Noir, gris et bleu
Cette saison 2019-2020 sera-t-elle l’une des plus longues que nous ayons connues ? Actuellement se discute un décret de loi sur la prolongation de la période de chasse du sanglier jusqu’au 31 mars. [lire p. 16] Bien que de plus en plus chassée, et cela dès le 1er juin, la bête noire se développe toujours dans nombre de régions. Tel la nature, le sanglier a horreur du vide, et le comble.
Pour donner raison à Aristote, auteur de cette citation devenue aphorisme, l’animal ne cesse de tirer profit du réchauffement climatique. D’une plaine toujours plus vaste, calme et appétente. Mais aussi des secteurs toujours plus nombreux à être non chassés : abords des villages et des villes, des lotissements, des zones d’activité artisanale, commerciale ou industrielle. Sans compter les propriétés jadis chassées, aujourd’hui aux mains de propriétaires au mieux non chasseurs, au pire anti-chasse, souvent déconnectés des réalités profondes de la nature. [p. 18] Afin d’accroître la lutte contre les dégâts agricoles, il va être éventuellement proposé aux chasseurs de pratiquer un mois de plus. Qu’en penseront-ils ? Qu’en penseront leurs moitiés… leurs chiens et leur budget ?

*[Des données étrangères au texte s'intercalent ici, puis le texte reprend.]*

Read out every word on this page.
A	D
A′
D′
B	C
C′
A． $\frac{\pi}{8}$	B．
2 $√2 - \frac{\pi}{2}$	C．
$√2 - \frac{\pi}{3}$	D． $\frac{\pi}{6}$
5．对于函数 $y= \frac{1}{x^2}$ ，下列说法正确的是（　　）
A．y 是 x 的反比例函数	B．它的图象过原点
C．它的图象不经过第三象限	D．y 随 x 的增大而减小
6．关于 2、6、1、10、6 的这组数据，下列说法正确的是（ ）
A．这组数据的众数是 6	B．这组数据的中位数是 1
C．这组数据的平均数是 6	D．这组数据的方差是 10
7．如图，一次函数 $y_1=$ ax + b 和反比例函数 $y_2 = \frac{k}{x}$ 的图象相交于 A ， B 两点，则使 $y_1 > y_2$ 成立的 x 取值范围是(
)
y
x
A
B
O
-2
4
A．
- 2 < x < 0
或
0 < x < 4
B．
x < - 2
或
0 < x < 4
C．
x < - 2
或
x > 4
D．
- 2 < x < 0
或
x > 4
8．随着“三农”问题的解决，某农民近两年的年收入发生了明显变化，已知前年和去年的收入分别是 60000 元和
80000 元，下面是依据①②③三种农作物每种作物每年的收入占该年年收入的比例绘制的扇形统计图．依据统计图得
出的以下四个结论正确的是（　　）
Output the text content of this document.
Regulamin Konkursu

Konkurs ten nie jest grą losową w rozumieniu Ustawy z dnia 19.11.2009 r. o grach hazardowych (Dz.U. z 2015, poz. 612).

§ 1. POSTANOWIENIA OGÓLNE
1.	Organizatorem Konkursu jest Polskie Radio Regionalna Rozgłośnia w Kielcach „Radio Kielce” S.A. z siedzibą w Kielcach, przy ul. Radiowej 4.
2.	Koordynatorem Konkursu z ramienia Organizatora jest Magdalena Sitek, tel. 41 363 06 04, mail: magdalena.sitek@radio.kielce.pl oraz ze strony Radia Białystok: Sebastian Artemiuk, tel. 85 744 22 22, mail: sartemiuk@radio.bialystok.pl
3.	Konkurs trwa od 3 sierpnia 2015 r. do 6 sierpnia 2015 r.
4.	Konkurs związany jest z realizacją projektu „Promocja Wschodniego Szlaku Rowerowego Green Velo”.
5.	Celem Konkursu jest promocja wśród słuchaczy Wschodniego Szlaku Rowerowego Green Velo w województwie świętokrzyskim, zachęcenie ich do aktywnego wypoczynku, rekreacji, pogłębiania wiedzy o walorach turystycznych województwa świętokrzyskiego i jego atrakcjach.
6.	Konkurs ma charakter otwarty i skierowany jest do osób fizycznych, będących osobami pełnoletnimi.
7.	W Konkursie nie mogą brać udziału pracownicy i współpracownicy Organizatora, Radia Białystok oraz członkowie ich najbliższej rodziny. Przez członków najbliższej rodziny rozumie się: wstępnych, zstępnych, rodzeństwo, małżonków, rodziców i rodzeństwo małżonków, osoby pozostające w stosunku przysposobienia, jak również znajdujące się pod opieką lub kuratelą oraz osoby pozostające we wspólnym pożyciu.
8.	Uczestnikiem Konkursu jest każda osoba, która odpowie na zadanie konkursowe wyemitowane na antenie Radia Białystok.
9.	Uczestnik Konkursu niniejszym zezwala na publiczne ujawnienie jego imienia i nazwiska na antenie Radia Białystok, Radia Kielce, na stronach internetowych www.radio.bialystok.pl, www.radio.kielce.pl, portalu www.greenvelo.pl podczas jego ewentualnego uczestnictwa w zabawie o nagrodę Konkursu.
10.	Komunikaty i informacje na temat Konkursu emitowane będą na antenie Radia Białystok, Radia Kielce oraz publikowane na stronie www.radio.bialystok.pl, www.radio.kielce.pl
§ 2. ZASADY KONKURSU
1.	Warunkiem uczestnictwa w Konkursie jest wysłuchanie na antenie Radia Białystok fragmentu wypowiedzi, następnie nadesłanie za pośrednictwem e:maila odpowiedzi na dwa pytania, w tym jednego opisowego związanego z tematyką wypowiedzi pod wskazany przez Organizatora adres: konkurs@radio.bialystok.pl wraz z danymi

Ne serait-il pas possible d’encourager par ailleurs la pratique de l’approche et de l’affût du sanglier en plaine et en lisière ? L’approche, par définition plus active que la battue, peut ravir le jeune chasseur avide de s’immerger dans la nature. Quant à l’affût, il séduit le chasseur plus âgé, ou l’invité ne connaissant pas le territoire. De plus, ces deux pratiques sont moins chronophages que la battue et que l’après-battue. Pour cela, il faudrait que les mentalités continuent d’évoluer.
Tuer plus de sangliers est un devoir à remplir vis-à-vis d’un monde paysan français toujours plus en crise car se trouvant à la croisée des chemins. Il est endetté, dominé par la grande distribution et l’industrie agro-alimentaire, entravé par des normes techniques que ne respectent pas les autres nations, soumis à la dictature de la concurrence mondiale, conspué par les écolos, méprisé par une société qui rechigne à bien s’alimenter afin de s’acheter le dernier téléphone portable high-tech. Reconnaissons que cela fait beaucoup. Destinée à protéger les activités agricoles, la filière viande tout entière (élevages, abattoirs, commerces…) ainsi que celles liées au monde animal (dont la chasse), une proposition de loi d’élargissement du délit d’entrave a été adoptée par le Sénat, grâce à l’action décisive et opiniâtre de Jean-Noël Cardoux, sénateur Lr du Loiret et président du groupe d’études chasse et pêche. [p. 26] Reste au Gouvernement et à l’Assemblée nationale à la valider à leur tour.
Or, « rien n’est gagné » nous déclare Alain Péréa, député Lrem de l’Aude, « partisan et militant du délit d’entrave généralisé ». Les adeptes du droit animal, que l’on retrouve essentiellement dans les rangs des écolos, d’une bonne partie de la gauche et d’une frange de la majorité, s’y opposent. Le président du groupe d’études chasse et territoires du Palais-Bourbon de poursuivre :
« Vous n’imaginez pas le poids du lobbying écolo et animaliste à l’Assemblée nationale ! Jamais la Fnc ne pratique un tel lobbying aussi outrancier ou encourage les chasseurs à adresser aux députés des tombereaux de courriels. Je ne vous parle pas des envois d’insultes et de menaces. » Le délit d’entrave sera-t-il voté ? La décision est politique : les responsables de la majorité doivent faire admettre à leur aile gauche et écolo la nécessité de cette loi.
Autre évolution. Lors d’une récente réunion au ministère de l’Écologie, les représentants du monde agricole ont admis que la présence du petit gibier constituait un atout majeur pour maintenir un nombre important de porteurs de fusils, nécessaires à la régulation du sanglier. Bien vu, d’autant plus qu’il s’avère que la chasse du petit gibier constitue la motivation première des nouveaux chasseurs. Savourons la nouvelle : certaines régions, telle la Beauce, se réjouissent de la bonne santé de la perdrix grise.
Et ce mois-ci, c’est en Touraine que nous vous invitons à apprécier la poésie de la plume : l’affût du pigeon ramier dans la « palombière du bonheur ». [p.58] Chassons et rêvons! Bonne lecture à toutes et à tous.